Yoga (Sans.) A school of philosophy founded by Patañjali, but which existed as a distinct teaching and system of life long before that sage. It is Yajñavalkya, a famous and very ancient sage, to whom the White Yajur-Veda, the Satapatha-Brahmana and the Brihak-Aranyaka are attributed and who lived in pre-Mahabharatean times, who is credited with inculcating the necessity and positive duty of religious meditation and retirement into the forests, and who, therefore, is believed to have originated the Yoga doctrine. Professor Max Müller states that it is Yajñavalkya who prepared the world for the preaching of Buddha. Patañjali's Yoga, however, is more definite and precise as a philosophy, and embodies more of the occult sciences than any of the works attributed to Yajñavalkya.
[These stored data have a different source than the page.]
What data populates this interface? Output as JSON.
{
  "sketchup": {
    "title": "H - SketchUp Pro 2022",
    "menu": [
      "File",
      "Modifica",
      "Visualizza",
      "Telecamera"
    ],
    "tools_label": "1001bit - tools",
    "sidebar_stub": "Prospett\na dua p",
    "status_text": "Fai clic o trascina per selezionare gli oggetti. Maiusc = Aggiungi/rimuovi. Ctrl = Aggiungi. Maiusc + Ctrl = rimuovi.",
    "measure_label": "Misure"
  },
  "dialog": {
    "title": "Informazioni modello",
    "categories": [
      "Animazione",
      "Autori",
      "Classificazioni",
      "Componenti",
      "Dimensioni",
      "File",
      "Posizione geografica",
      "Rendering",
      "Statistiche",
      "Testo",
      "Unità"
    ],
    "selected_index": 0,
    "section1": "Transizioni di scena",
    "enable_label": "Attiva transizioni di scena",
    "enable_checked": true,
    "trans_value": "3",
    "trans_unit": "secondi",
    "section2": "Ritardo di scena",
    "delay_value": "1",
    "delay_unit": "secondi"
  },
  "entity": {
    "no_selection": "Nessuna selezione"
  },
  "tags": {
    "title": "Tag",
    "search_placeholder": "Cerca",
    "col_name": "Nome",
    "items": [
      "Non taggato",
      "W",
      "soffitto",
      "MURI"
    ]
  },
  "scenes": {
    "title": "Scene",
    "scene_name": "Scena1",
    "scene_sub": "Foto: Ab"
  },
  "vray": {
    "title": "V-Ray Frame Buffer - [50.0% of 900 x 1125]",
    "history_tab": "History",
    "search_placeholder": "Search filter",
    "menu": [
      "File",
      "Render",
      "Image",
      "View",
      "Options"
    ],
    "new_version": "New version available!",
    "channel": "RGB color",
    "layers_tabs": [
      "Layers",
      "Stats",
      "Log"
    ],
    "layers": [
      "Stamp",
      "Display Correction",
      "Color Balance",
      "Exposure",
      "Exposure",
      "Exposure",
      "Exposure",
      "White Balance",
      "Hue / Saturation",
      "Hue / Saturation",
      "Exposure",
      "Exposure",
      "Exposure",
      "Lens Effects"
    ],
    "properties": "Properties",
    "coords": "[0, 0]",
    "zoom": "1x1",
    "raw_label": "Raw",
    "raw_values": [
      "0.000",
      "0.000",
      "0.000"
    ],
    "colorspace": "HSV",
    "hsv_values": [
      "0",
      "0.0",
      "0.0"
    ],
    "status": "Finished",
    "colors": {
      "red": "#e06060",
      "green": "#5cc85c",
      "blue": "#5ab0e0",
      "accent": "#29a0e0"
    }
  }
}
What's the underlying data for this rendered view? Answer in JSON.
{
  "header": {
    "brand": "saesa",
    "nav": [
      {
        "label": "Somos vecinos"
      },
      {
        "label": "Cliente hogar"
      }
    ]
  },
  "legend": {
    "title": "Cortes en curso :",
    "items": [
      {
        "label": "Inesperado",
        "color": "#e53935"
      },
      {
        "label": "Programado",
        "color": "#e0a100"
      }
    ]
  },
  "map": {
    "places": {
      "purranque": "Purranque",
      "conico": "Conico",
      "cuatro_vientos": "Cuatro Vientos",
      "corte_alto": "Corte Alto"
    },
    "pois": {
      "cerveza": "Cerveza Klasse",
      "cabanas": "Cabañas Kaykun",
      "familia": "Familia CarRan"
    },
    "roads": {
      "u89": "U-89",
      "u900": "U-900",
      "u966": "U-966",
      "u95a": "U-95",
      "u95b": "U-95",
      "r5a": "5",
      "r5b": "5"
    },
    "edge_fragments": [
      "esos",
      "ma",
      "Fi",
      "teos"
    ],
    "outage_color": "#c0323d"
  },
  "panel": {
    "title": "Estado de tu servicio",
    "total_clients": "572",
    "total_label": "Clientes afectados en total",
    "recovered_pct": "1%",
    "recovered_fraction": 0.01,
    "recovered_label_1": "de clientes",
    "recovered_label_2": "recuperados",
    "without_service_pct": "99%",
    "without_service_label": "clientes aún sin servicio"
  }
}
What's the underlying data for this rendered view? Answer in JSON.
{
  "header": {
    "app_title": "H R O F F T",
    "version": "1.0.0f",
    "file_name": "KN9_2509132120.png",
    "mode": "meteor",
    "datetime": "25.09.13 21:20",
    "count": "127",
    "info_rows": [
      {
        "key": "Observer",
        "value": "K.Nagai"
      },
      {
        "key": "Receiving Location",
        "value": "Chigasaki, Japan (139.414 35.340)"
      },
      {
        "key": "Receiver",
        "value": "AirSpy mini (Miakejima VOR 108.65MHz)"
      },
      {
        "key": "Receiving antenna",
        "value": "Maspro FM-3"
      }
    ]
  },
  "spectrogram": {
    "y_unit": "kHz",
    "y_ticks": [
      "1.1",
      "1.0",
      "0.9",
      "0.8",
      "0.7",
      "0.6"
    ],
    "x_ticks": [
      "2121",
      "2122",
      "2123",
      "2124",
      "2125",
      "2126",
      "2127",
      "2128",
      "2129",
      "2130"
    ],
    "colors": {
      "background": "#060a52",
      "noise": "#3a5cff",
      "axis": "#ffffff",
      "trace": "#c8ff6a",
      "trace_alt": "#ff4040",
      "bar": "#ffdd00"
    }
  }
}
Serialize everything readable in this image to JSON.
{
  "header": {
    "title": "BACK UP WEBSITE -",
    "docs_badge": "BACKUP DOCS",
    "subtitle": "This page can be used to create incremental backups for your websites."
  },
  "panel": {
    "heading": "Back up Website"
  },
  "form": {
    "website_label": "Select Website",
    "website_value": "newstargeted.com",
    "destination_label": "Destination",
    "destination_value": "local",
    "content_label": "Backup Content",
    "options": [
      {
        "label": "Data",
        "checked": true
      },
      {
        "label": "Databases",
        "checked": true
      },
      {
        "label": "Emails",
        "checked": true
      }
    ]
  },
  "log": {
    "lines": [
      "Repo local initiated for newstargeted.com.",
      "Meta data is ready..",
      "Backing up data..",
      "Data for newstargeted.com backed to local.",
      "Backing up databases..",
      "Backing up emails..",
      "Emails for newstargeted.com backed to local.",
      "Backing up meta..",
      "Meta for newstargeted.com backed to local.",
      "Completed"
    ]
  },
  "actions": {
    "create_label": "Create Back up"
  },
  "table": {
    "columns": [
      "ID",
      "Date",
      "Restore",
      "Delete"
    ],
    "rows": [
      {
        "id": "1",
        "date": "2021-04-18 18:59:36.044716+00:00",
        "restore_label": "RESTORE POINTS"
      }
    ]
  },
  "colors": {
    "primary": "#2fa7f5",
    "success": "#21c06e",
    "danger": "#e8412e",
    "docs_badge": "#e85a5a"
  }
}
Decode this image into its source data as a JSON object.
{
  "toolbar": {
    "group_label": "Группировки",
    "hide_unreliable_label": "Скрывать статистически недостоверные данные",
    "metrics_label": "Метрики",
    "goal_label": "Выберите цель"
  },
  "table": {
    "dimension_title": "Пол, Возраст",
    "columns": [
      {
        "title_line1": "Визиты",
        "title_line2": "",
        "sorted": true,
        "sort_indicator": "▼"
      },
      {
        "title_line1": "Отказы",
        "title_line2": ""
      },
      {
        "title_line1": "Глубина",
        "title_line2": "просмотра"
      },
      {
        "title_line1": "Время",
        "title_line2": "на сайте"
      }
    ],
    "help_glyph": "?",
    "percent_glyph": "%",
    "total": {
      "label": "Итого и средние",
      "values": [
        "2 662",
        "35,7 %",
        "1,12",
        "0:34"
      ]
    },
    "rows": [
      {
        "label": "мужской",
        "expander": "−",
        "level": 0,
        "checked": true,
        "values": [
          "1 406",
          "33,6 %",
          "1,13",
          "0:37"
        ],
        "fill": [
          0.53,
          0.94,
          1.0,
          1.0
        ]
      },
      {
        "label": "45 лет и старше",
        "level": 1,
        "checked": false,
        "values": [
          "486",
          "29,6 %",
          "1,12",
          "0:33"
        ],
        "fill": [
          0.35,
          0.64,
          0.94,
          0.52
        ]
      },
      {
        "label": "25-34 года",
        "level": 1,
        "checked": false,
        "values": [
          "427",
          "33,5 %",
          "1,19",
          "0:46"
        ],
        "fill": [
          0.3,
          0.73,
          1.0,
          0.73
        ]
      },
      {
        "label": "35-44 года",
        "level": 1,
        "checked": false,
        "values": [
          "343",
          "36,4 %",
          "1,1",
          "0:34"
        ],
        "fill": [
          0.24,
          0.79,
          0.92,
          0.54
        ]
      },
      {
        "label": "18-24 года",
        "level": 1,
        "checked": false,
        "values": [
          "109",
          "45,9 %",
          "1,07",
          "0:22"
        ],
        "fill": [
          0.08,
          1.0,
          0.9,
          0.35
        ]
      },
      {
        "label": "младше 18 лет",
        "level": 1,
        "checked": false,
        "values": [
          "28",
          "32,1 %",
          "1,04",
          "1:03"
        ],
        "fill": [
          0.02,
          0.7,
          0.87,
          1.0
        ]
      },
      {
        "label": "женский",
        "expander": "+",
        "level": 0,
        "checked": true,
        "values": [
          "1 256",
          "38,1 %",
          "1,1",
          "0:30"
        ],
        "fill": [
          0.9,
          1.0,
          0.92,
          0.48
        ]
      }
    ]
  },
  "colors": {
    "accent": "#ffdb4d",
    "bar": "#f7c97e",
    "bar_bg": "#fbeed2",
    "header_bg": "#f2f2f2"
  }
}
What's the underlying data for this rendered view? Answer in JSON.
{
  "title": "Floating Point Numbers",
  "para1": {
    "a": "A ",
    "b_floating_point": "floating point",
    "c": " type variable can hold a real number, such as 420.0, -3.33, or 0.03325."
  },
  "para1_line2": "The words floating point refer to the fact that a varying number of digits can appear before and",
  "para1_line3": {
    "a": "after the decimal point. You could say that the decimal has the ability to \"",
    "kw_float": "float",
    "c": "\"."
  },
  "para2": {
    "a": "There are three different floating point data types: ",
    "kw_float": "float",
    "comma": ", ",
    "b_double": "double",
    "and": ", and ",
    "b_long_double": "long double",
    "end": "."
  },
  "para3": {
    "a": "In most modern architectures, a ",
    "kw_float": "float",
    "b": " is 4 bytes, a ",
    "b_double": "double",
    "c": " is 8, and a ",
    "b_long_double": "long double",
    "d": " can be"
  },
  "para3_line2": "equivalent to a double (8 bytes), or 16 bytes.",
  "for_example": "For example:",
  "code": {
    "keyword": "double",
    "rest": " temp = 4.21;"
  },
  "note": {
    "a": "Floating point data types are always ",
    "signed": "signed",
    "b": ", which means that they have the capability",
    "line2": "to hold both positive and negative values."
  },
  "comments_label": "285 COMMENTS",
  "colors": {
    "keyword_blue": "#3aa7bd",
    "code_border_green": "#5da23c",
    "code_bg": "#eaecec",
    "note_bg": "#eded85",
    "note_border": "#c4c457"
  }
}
Yogi or Yogin (Sans.) A devotee, one who practices the Yoga system. There are various grades and kinds of Yogis, and the term has now become in India a generic name to designate every kind of ascetic.
Yuga (Sans.) An age of the world of which there are four, which follow each other in a series, namely, Krita (or Satya) Yuga, the golden age; Treta -Yuga, Dvapara-Yuga, and finally Kali-Yuga, the black age-in which we now are.
Zenobia The Queen of Palmyra, defeated by the Emperor Aurelianus. She had for her instructor Longinus, the famous critic and logician in the third century ad (See Longinus.)
Zivo, Kabar (or Yukabar) The name of one of the creative deities in the Nazarene Codex. (See Isis Unveiled.)
Zohar (Heb.) The Book of Splendor, a Cabalistic work attributed to Simeon Ben Iochai, in the first century of our era. (See for fuller explanation Theosophical Glossary)
Zoroastrian One who follows the religion of the Parsis, sun, or fire-worshippers.